While Googling, I did find out that there is one out there that is supposed to be a lot better than all the other ones,  Speed Queen is actually made in America and has a very good reputation.  Can only find them on Amazon or in actual appliance stores...no Best Buy, Home Depot, etc.  The little mom &amp; pop place is a dealer and they had some.  They're pricy, but it's because they are made like tanks with actual metal, no plastic.  One of the washers was like the one my mom had...no electronics at all, everything is mechanical.  I would seriously look at one, but I don't think they've got the size we would need.  Even their front-load washer is only 3.4 cu.ft.


----------



## engineergurl (Aug 16, 2017)

jeb6294 said:


> Stopped at the little mom &amp; pop store yesterday.  Apparently, LG is actually supposed to be one of the better choices, as they say, they just don't make 'em like they used to.
> 
> While Googling, I did find out that there is one out there that is supposed to be a lot better than all the other ones,  Speed Queen is actually made in America and has a very good reputation.  Can only find them on Amazon or in actual appliance stores...no Best Buy, Home Depot, etc.  The little mom &amp; pop place is a dealer and they had some.  They're pricy, but it's because they are made like tanks with actual metal, no plastic.  One of the washers was like the one my mom had...no electronics at all, everything is mechanical.  I would seriously look at one, but I don't think they've got the size we would need.  Even their front-load washer is only 3.4 cu.ft.

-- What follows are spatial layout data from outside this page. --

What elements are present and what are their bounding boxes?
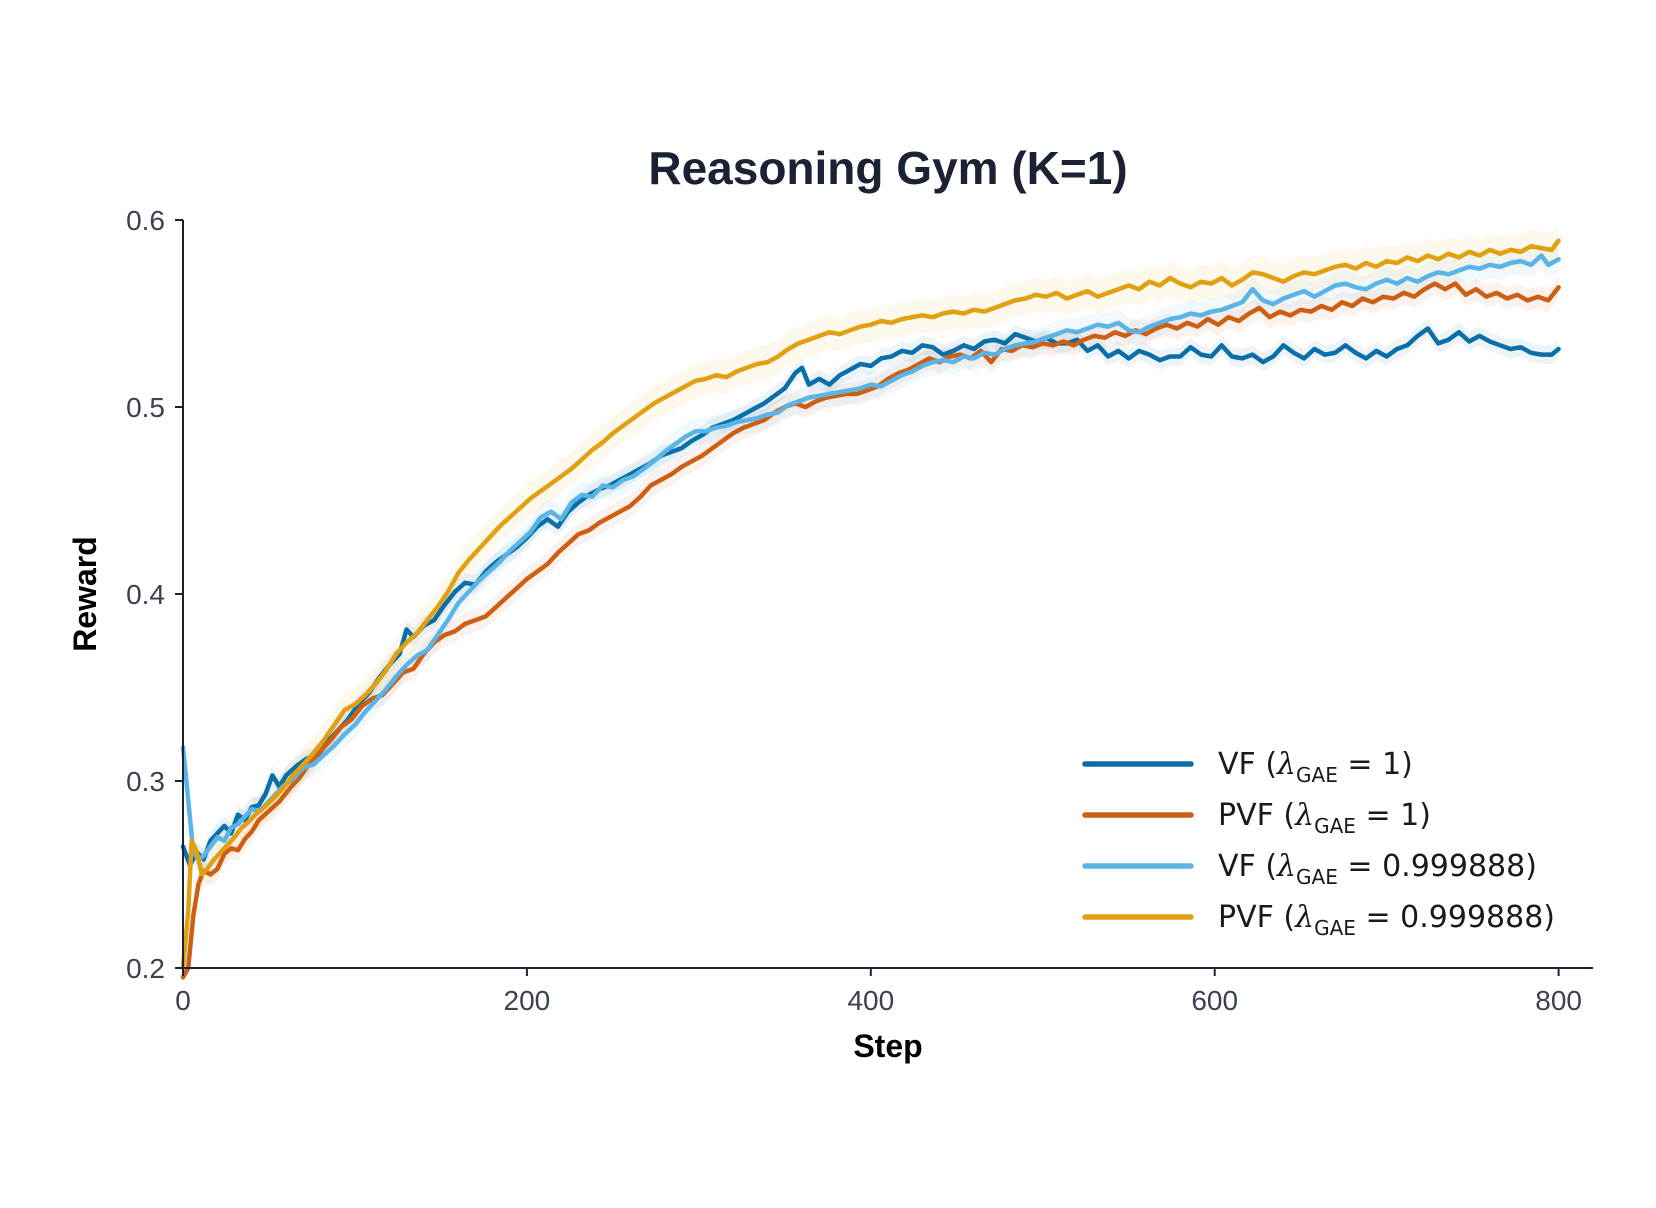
x-tick-label: 600 — [1191, 985, 1238, 1016]
series-line-3 — [180, 253, 1561, 862]
series-line-2 — [180, 281, 1561, 980]
series-line-4 — [180, 238, 1561, 971]
series-band-1 — [183, 319, 1559, 875]
x-axis-label: Step — [853, 1028, 922, 1064]
y-axis-label: Reward — [67, 536, 103, 652]
legend-label-2: PVF (λGAE = 1) — [1218, 798, 1431, 838]
x-tick-label: 0 — [175, 985, 191, 1016]
y-axis-ticks: 0.2 0.3 0.4 0.5 0.6 — [126, 205, 183, 984]
series-line-1 — [180, 326, 1561, 868]
legend-label-4: PVF (λGAE = 0.999888) — [1218, 900, 1555, 940]
legend-label-1: VF (λGAE = 1) — [1218, 747, 1413, 787]
confidence-bands — [183, 223, 1559, 968]
legend-label-3: VF (λGAE = 0.999888) — [1218, 849, 1537, 889]
y-tick-label: 0.2 — [126, 953, 165, 984]
series-lines — [180, 238, 1561, 980]
x-tick-label: 800 — [1535, 985, 1582, 1016]
y-tick-label: 0.5 — [126, 392, 165, 423]
x-axis-ticks: 0 200 400 600 800 — [175, 968, 1582, 1016]
y-tick-label: 0.3 — [126, 766, 165, 797]
legend: VF (λGAE = 1) PVF (λGAE = 1) VF (λGAE = 0.… — [1082, 747, 1555, 940]
x-tick-label: 200 — [504, 985, 551, 1016]
series-band-2 — [183, 272, 1559, 968]
x-tick-label: 400 — [847, 985, 894, 1016]
chart-title: Reasoning Gym (K=1) — [648, 142, 1127, 194]
y-tick-label: 0.6 — [126, 205, 165, 236]
y-tick-label: 0.4 — [126, 579, 165, 610]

Speed Queen was the ones that our contractor put in dorms back when I was working at the college...  seems to me that a company who provides laundry machines to college students probably knows something about value and durability...


----------



## Dexman PE PMP (Aug 16, 2017)

Road Guy said:


> jesus christ you nerds are easy to get riled up, I bet you also thinks Honda makes anything other than a good lawnmower!


Boats?







But they do make decent mowers (better if they came in yellow though)


----------



## Dleg (Aug 17, 2017)

jeb6294 said:


> Stopped at the little mom &amp; pop store yesterday.  Apparently, LG is actually supposed to be one of the better choices, as they say, they just don't make 'em like they used to.
> 
> While Googling, I did find out that there is one out there that is supposed to be a lot better than all the other ones,  Speed Queen is actually made in America and has a very good reputation.  Can only find them on Amazon or in actual appliance stores...no Best Buy, Home Depot, etc.  The little mom &amp; pop place is a dealer and they had some.  They're pricy, but it's because they are made like tanks with actual metal, no plastic.  One of the washers was like the one my mom had...no electronics at all, everything is mechanical.  I would seriously look at one, but I don't think they've got the size we would need.  Even their front-load washer is only 3.4 cu.ft.

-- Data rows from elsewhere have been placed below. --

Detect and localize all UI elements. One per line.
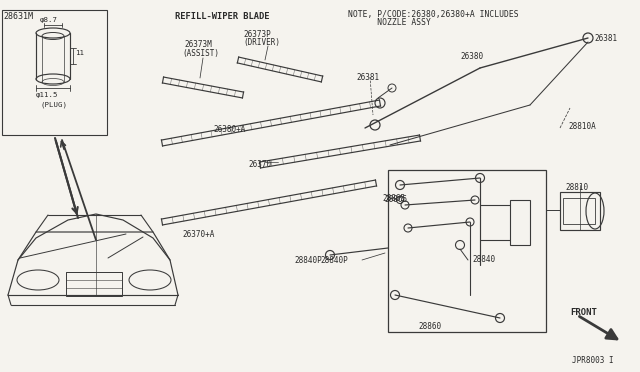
Text: 28810: 28810 bbox=[565, 183, 588, 192]
Text: REFILL-WIPER BLADE: REFILL-WIPER BLADE bbox=[175, 12, 269, 21]
Text: 28860: 28860 bbox=[418, 322, 441, 331]
Text: φ8.7: φ8.7 bbox=[40, 17, 58, 23]
Text: NOZZLE ASSY: NOZZLE ASSY bbox=[348, 18, 431, 27]
Text: 26370: 26370 bbox=[248, 160, 271, 169]
Bar bbox=[560, 192, 600, 230]
Text: (ASSIST): (ASSIST) bbox=[182, 49, 219, 58]
Text: 28840P: 28840P bbox=[320, 256, 348, 265]
Text: 26380+A: 26380+A bbox=[213, 125, 245, 134]
Text: φ11.5: φ11.5 bbox=[36, 92, 58, 98]
Text: 28631M: 28631M bbox=[3, 12, 33, 21]
Text: 28865: 28865 bbox=[384, 195, 407, 204]
Text: 26370+A: 26370+A bbox=[182, 230, 214, 239]
Text: (PLUG): (PLUG) bbox=[41, 101, 68, 108]
Text: (DRIVER): (DRIVER) bbox=[243, 38, 280, 47]
Text: 26373M: 26373M bbox=[184, 40, 212, 49]
Bar bbox=[563, 198, 595, 224]
Bar bbox=[510, 200, 530, 245]
Text: 28865: 28865 bbox=[382, 194, 405, 203]
Text: FRONT: FRONT bbox=[570, 308, 597, 317]
Bar bbox=[2, 10, 107, 135]
Text: 26373P: 26373P bbox=[243, 30, 271, 39]
Text: 26381: 26381 bbox=[594, 34, 617, 43]
Text: 28840: 28840 bbox=[472, 255, 495, 264]
Text: NOTE, P/CODE:26380,26380+A INCLUDES: NOTE, P/CODE:26380,26380+A INCLUDES bbox=[348, 10, 518, 19]
Text: 26380: 26380 bbox=[460, 52, 483, 61]
Bar bbox=[66, 272, 122, 296]
Text: 26381: 26381 bbox=[356, 73, 379, 82]
Text: 28810A: 28810A bbox=[568, 122, 596, 131]
Text: JPR8003 I: JPR8003 I bbox=[572, 356, 614, 365]
Text: 11: 11 bbox=[75, 50, 84, 56]
Text: 28840P: 28840P bbox=[294, 256, 322, 265]
Bar bbox=[388, 170, 546, 332]
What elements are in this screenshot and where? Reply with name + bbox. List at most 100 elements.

Yes, my staff are also responsible for repairing washers and dryers in village "washeterias" and they speak very highly of Speed Queen.  I didn't know they made units ofr household use - I will have to check that out when our Samsungs crap out!


----------



## snickerd3 (Aug 18, 2017)

i checked mine last night.  it is maytag 9000 series.  over 4 cu. f.t of space.  The only problem I have had is the plastic faceplate for the soap drawer had a clip break and falls off occasioanlly, but it doesn't impact the operation.  it is just a cover to make the front look pretty,


----------



## mudpuppy (Aug 18, 2017)

Road Guy said:


> jesus christ you nerds are easy to get riled up, I bet you also thinks Honda makes anything other than a good lawnmower!


Yeah: generators, ATVs and motorcycles.

But I agree the simpler the better.  I've been happy with the Kenmore (made by Whirlpool) washer and dryer I bought about 17 years ago.  I've had to do a few repairs (replaced the circuit board in the dryer and then had to replace a switch a few years later, also replaced the transmission coupling on the washer), but overall they've been pretty reliable, and they're simple enough I can easily work on them myself.  But if you start getting into these fancy-schmancy LG and Samsung things good luck. . .


----------



## engineergurl (Aug 18, 2017)

My old old washer and dryer (the ones left in the NC rental house that got stolen) was in the house when I bought it but didn't work...  I ended up using a timing belt from the auto store to fix it temporarily and man did that thing squeal at the start of each cycle, lol


----------